Shares of a public company are freely transferable (providing the appropriate procedures are followed)
and therefore may be subsequently sold by some or all of the shareholders. The sale price will not
necessarily be the nominal value, rather it will reflect the prospects of the company and therefore may be
greater or less than the nominal value.

3 Types of share


If the constitution of a company states no differences between shares, it is assumed that they are all
ordinary shares with parallel rights and obligations. There may, however, be other types, notably
preference shares.

3.1 Ordinary shares (equity)


If no differences between shares are expressed then all shares are equity shares with the same rights,
known as ordinary shares.

Equity is the residual interest in the assets of the company after deducting all its liabilities. It comprises
issued share capital excluding any part of that does not carry any right to participate beyond a specified
amount in a distribution.
Equity share capital is a company's issued share capital less capital which carries preferential rights.

Ordinary shares are shares which entitle the holders to the remaining divisible profits (and, in a
liquidation, the assets) after prior interests, eg creditors and prior charge capital, have been satisfied.

3.2 Class rights


Class rights are rights which are attached to particular types of shares by the company's constitution.

A company may at its option attach special rights to different shares regarding:
 Dividends
 Return of capital
 Voting
 The right to appoint or remove a director
Shares which have different rights from others are grouped together with other shares carrying identical
rights to form a class.

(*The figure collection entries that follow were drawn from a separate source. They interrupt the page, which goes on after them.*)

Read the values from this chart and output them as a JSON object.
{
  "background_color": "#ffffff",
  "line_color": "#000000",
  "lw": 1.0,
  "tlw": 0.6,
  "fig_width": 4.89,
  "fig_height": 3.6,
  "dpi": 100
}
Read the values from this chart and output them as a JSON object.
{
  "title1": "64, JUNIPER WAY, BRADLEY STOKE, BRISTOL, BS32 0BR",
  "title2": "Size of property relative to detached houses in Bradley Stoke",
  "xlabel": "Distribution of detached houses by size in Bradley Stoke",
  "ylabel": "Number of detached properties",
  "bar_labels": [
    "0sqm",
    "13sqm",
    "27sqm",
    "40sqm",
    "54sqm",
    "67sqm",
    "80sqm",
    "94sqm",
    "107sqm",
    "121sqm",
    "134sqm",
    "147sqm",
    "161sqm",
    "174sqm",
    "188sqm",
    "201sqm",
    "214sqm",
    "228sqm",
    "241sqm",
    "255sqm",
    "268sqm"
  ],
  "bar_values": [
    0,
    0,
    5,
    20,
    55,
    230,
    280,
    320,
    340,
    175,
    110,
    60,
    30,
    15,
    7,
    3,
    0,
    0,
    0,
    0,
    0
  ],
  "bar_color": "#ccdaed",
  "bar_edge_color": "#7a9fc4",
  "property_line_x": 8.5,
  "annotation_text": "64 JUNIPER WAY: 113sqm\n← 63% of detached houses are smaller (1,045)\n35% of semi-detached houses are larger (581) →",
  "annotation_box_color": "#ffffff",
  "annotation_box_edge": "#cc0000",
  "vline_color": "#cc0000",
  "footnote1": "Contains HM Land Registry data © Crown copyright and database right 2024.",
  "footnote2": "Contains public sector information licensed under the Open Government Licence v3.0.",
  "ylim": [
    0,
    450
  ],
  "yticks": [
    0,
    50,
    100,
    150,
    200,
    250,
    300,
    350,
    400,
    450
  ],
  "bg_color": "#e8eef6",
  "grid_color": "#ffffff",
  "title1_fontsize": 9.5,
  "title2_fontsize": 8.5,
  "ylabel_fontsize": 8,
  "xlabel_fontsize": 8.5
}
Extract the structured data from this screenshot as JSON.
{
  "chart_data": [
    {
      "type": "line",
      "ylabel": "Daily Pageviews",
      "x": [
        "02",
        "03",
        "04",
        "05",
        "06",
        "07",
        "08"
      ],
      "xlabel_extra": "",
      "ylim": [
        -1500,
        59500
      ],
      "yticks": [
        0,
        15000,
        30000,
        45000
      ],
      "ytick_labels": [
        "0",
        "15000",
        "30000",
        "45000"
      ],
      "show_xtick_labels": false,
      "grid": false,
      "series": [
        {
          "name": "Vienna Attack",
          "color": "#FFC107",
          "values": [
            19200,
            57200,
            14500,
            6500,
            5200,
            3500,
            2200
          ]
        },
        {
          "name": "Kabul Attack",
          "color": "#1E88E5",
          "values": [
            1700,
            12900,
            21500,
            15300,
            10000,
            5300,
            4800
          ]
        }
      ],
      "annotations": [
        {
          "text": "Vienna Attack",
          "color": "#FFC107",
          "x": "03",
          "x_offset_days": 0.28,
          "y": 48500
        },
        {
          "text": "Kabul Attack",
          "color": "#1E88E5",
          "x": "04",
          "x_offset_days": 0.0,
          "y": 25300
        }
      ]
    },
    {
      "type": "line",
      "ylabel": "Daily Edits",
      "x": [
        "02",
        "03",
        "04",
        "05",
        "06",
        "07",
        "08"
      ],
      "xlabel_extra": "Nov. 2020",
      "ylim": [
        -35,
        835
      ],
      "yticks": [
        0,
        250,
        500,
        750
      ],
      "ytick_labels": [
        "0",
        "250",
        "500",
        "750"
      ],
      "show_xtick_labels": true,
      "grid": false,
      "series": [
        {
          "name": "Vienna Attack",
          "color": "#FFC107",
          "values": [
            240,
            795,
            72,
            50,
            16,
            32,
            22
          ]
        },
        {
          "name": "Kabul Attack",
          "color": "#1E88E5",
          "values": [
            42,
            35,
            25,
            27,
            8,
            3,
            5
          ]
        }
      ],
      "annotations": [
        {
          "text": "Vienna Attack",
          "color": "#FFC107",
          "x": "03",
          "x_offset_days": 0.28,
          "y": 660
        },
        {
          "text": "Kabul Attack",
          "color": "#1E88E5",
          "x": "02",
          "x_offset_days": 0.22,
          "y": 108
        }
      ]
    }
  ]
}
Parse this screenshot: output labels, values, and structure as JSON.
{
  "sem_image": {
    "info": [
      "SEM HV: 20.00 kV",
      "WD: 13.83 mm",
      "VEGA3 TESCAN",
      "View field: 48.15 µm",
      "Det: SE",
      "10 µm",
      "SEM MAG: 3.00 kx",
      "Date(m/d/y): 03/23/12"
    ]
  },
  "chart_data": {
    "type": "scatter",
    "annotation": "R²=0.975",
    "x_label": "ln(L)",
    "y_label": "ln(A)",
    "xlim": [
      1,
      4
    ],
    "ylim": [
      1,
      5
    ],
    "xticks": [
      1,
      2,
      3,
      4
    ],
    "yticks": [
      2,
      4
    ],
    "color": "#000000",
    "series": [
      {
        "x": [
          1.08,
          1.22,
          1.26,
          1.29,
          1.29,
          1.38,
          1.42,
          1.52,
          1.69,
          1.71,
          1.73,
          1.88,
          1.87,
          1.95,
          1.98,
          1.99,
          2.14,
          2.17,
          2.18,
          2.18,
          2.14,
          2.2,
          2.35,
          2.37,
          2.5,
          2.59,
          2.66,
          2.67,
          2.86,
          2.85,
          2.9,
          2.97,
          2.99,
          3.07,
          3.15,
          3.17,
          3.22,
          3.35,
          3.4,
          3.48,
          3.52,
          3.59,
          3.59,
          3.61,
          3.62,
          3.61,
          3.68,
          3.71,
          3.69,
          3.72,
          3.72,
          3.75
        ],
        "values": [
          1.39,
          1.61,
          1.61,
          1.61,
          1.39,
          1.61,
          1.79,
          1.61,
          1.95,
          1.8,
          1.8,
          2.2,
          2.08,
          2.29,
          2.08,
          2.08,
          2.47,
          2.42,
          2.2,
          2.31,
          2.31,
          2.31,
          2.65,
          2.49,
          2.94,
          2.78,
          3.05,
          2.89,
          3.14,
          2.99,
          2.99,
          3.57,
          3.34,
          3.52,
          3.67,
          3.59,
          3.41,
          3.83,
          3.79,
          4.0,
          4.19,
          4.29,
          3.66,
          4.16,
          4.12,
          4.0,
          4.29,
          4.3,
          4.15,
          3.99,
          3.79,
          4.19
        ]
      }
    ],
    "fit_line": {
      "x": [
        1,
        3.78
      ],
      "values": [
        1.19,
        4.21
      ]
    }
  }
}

The most common types of share capital with different rights are preference
shares and ordinary shares. There may also be ordinary shares with voting rights and ordinary shares
without voting rights.

3.3 Preference shares


The most common right of preference shareholders is a prior right to receive a fixed dividend. This right is
not a right to compel payment of a dividend, but it is cumulative unless otherwise stated. Usually,
preference shareholders cannot participate in a dividend over and above their fixed dividend and cease to
be entitled to arrears of undeclared dividends when the company goes into liquidation.

Preference shares are shares carrying one or more rights such as a fixed rate of dividend or preferential
claim to any company profits available for distribution.